Doch Kurti stand Trump im Weg, vor allem weil er als Anhänger der chauvinistischen Idee eines Großalbaniens zu keinem Kompromiss bereit war. Die »Coronakrise« kam deswegen ganz gelegen, um den vor allem bei jungen Menschen beliebten Kurti zu entmachten. So forderte der kosovarische Präsident und ehemalige UCK-Kommandeur Hashim Thaci in der vergangenen Woche das Parlament auf, den Ausnahmezustand wegen des sich ausbreitenden Virus auszurufen. In diesem Fall würde der Sicherheitsrat die Regierungsgeschäfte übernehmen – diesem steht der von Washington protegierte Thaci selbst vor.

Das Urteil gegen Kurti war gesprochen, als am Dienstag der US-Botschafter in Pristina, Philip Kosnett, das Misstrauensvotum begrüßte. Vor allem Deutschland ist damit unzufrieden. Bundeskanzlerin Angela Merkel hatte sich am Dienstag noch hinter den Premier gestellt.

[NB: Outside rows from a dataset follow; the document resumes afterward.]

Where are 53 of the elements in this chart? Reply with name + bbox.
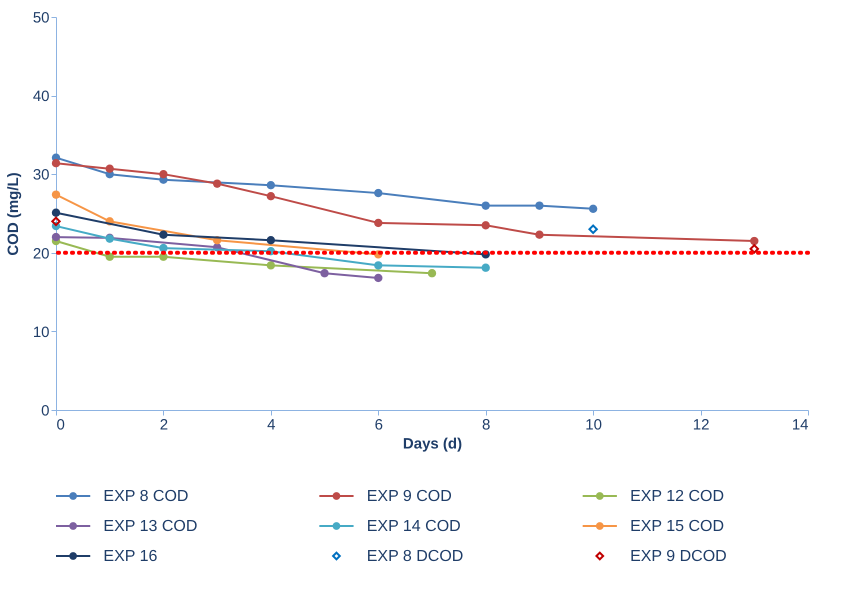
legend-label: EXP 13 COD [103,518,198,535]
legend-label: EXP 16 [103,548,158,565]
x-tick-label: 14 [792,416,808,434]
y-tick-label: 50 [32,10,50,26]
point [374,261,382,270]
point [159,230,168,239]
y-tick-label: 30 [32,166,50,184]
y-tick-label: 40 [32,88,50,106]
point [52,159,60,168]
point [51,216,61,226]
y-axis-title: COD (mg/L) [4,172,22,256]
x-tick-label: 2 [160,416,168,434]
point [482,221,490,230]
point [588,204,598,213]
legend-label: EXP 12 COD [630,488,724,505]
point [374,188,382,198]
x-tick-label: 4 [267,416,276,434]
point [266,181,276,190]
point [159,170,168,178]
point [52,190,60,199]
x-tick-label: 12 [692,416,710,434]
x-tick-label: 10 [585,416,602,434]
point [482,264,490,272]
y-tick-label: 0 [41,402,50,420]
legend-label: EXP 8 DCOD [366,548,464,565]
point [374,218,382,228]
point [266,236,276,244]
point [106,164,114,173]
point [212,179,222,188]
legend-label: EXP 9 COD [366,488,452,505]
point [374,274,382,282]
point [266,192,276,200]
legend-label: EXP 8 COD [103,488,188,505]
y-tick-label: 20 [32,245,50,262]
y-tick-label: 10 [32,324,50,341]
legend-label: EXP 14 COD [366,518,461,535]
point [320,269,329,278]
x-tick-label: 6 [374,416,383,434]
legend-label: EXP 15 COD [630,518,724,535]
point [750,244,759,254]
x-tick-label: 0 [56,416,65,434]
point [52,208,60,217]
point [266,261,276,270]
point [535,230,544,239]
point [482,201,490,210]
x-tick-label: 8 [482,416,490,434]
point [428,269,436,278]
point [52,232,60,242]
x-axis-title: Days (d) [402,436,462,452]
point [588,224,598,234]
legend-label: EXP 9 DCOD [630,548,727,565]
point [535,201,544,210]
point [750,236,758,246]
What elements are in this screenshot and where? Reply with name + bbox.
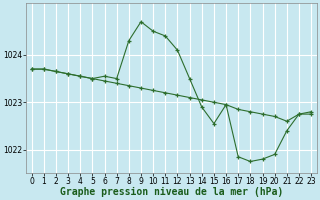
X-axis label: Graphe pression niveau de la mer (hPa): Graphe pression niveau de la mer (hPa) xyxy=(60,187,283,197)
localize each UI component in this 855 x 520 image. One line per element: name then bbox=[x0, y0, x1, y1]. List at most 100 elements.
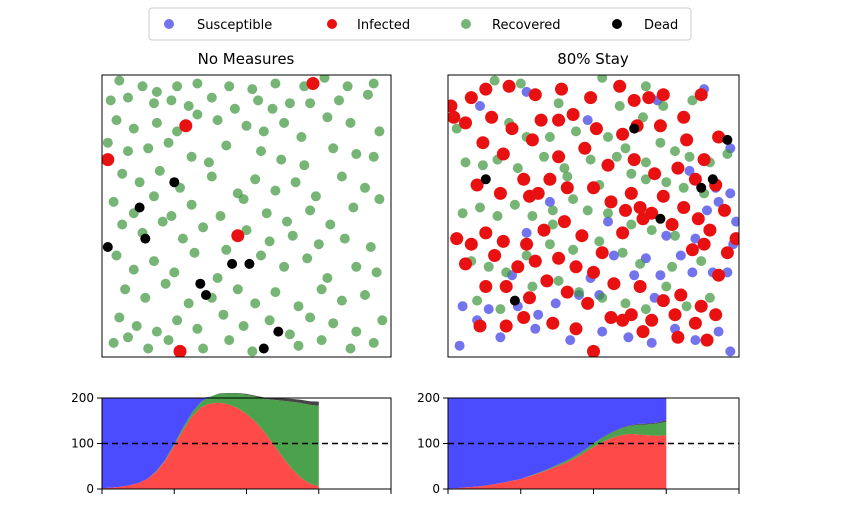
point-infected bbox=[459, 257, 472, 271]
point-infected bbox=[569, 322, 583, 336]
point-recovered bbox=[247, 84, 258, 95]
point-infected bbox=[523, 189, 536, 203]
point-recovered bbox=[336, 295, 347, 306]
point-recovered bbox=[172, 81, 183, 92]
point-recovered bbox=[670, 146, 680, 157]
y-tick-label: 200 bbox=[71, 391, 94, 405]
point-infected bbox=[578, 141, 592, 155]
legend-marker-susceptible bbox=[164, 19, 174, 29]
point-recovered bbox=[334, 95, 344, 106]
point-infected bbox=[537, 223, 551, 237]
point-infected bbox=[589, 122, 603, 136]
point-recovered bbox=[154, 165, 165, 176]
point-infected bbox=[587, 181, 600, 195]
point-recovered bbox=[362, 89, 373, 100]
point-recovered bbox=[157, 216, 168, 227]
point-recovered bbox=[509, 199, 520, 210]
point-recovered bbox=[328, 143, 339, 154]
point-infected bbox=[595, 246, 609, 260]
point-susceptible bbox=[725, 188, 736, 199]
point-recovered bbox=[229, 103, 240, 114]
point-recovered bbox=[186, 199, 197, 210]
legend-marker-infected bbox=[327, 19, 337, 29]
point-susceptible bbox=[483, 304, 494, 315]
point-recovered bbox=[189, 247, 200, 258]
point-recovered bbox=[123, 146, 133, 157]
point-recovered bbox=[640, 81, 651, 92]
point-recovered bbox=[151, 117, 162, 128]
point-infected bbox=[680, 133, 694, 147]
point-dead bbox=[134, 202, 145, 213]
point-susceptible bbox=[661, 230, 672, 241]
point-infected bbox=[520, 237, 534, 251]
point-recovered bbox=[123, 92, 133, 103]
point-recovered bbox=[102, 137, 113, 148]
y-tick-label: 0 bbox=[432, 482, 440, 496]
point-infected bbox=[511, 260, 525, 274]
point-recovered bbox=[305, 312, 316, 323]
point-infected bbox=[534, 113, 548, 127]
point-recovered bbox=[322, 273, 333, 283]
point-recovered bbox=[212, 115, 223, 126]
point-infected bbox=[729, 232, 739, 246]
scatter-points bbox=[448, 75, 739, 357]
point-susceptible bbox=[690, 233, 701, 244]
point-infected bbox=[613, 79, 627, 93]
point-recovered bbox=[351, 326, 362, 337]
point-recovered bbox=[640, 157, 651, 168]
point-infected bbox=[587, 344, 600, 357]
point-recovered bbox=[345, 343, 356, 354]
point-recovered bbox=[658, 101, 669, 111]
point-recovered bbox=[192, 78, 203, 89]
point-susceptible bbox=[550, 298, 561, 309]
point-recovered bbox=[559, 163, 570, 174]
point-infected bbox=[712, 130, 726, 144]
point-susceptible bbox=[521, 227, 532, 238]
point-infected bbox=[546, 316, 560, 330]
point-recovered bbox=[111, 115, 122, 126]
point-infected bbox=[645, 313, 659, 327]
point-recovered bbox=[704, 292, 715, 303]
point-infected bbox=[473, 319, 487, 333]
point-recovered bbox=[143, 143, 154, 154]
point-recovered bbox=[620, 298, 631, 309]
point-infected bbox=[552, 113, 566, 127]
point-recovered bbox=[585, 154, 596, 165]
legend-marker-dead bbox=[612, 19, 622, 29]
point-recovered bbox=[495, 304, 506, 315]
point-recovered bbox=[553, 98, 564, 109]
point-recovered bbox=[515, 78, 526, 89]
point-susceptible bbox=[597, 326, 608, 337]
point-recovered bbox=[360, 182, 370, 193]
point-recovered bbox=[328, 318, 339, 329]
point-infected bbox=[685, 243, 699, 257]
scatter-frame-80-stay bbox=[447, 74, 740, 358]
point-susceptible bbox=[608, 250, 619, 261]
point-recovered bbox=[319, 75, 330, 83]
point-recovered bbox=[553, 275, 564, 286]
point-infected bbox=[677, 110, 691, 124]
point-recovered bbox=[264, 236, 275, 247]
point-recovered bbox=[678, 182, 689, 193]
point-infected bbox=[656, 294, 670, 308]
point-recovered bbox=[206, 92, 217, 103]
point-infected bbox=[459, 116, 472, 130]
point-infected bbox=[560, 285, 574, 299]
point-recovered bbox=[238, 321, 249, 331]
point-infected bbox=[517, 172, 531, 186]
point-recovered bbox=[224, 335, 235, 346]
point-infected bbox=[700, 333, 714, 347]
legend: Susceptible Infected Recovered Dead bbox=[148, 7, 692, 41]
point-infected bbox=[636, 325, 650, 339]
scatter-title-no-measures: No Measures bbox=[198, 50, 295, 68]
point-susceptible bbox=[582, 115, 593, 126]
point-infected bbox=[502, 79, 516, 93]
point-susceptible bbox=[565, 335, 576, 346]
point-recovered bbox=[166, 95, 177, 106]
point-infected bbox=[697, 153, 711, 167]
point-recovered bbox=[270, 78, 281, 89]
point-infected bbox=[566, 108, 580, 121]
point-recovered bbox=[128, 264, 139, 275]
point-infected bbox=[671, 330, 685, 344]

Kurti vermutet, dass mit seiner Absetzung ein hinter seinem Rücken in Washington ausgehandelter Plan umgesetzt werden soll, der einen Gebietsaustausch zwischen Serbien und Kosovo vorsieht, um den Konflikt zwischen Belgrad und Pristina beizulegen, wie er am Mittwoch vor dem Parlament sagte. Doch nicht nur der Premierminister hatte sich gegen den Ausnahmezustand ausgesprochen. Auch die Serbische Liste sieht darin die Gefahr, dass die kosovarischen Einsatztruppen in den vor allem von Serben bewohnten Norden der Provinz einrücken und der dort praktizierten Form der Selbstverwaltung ein Ende setzen.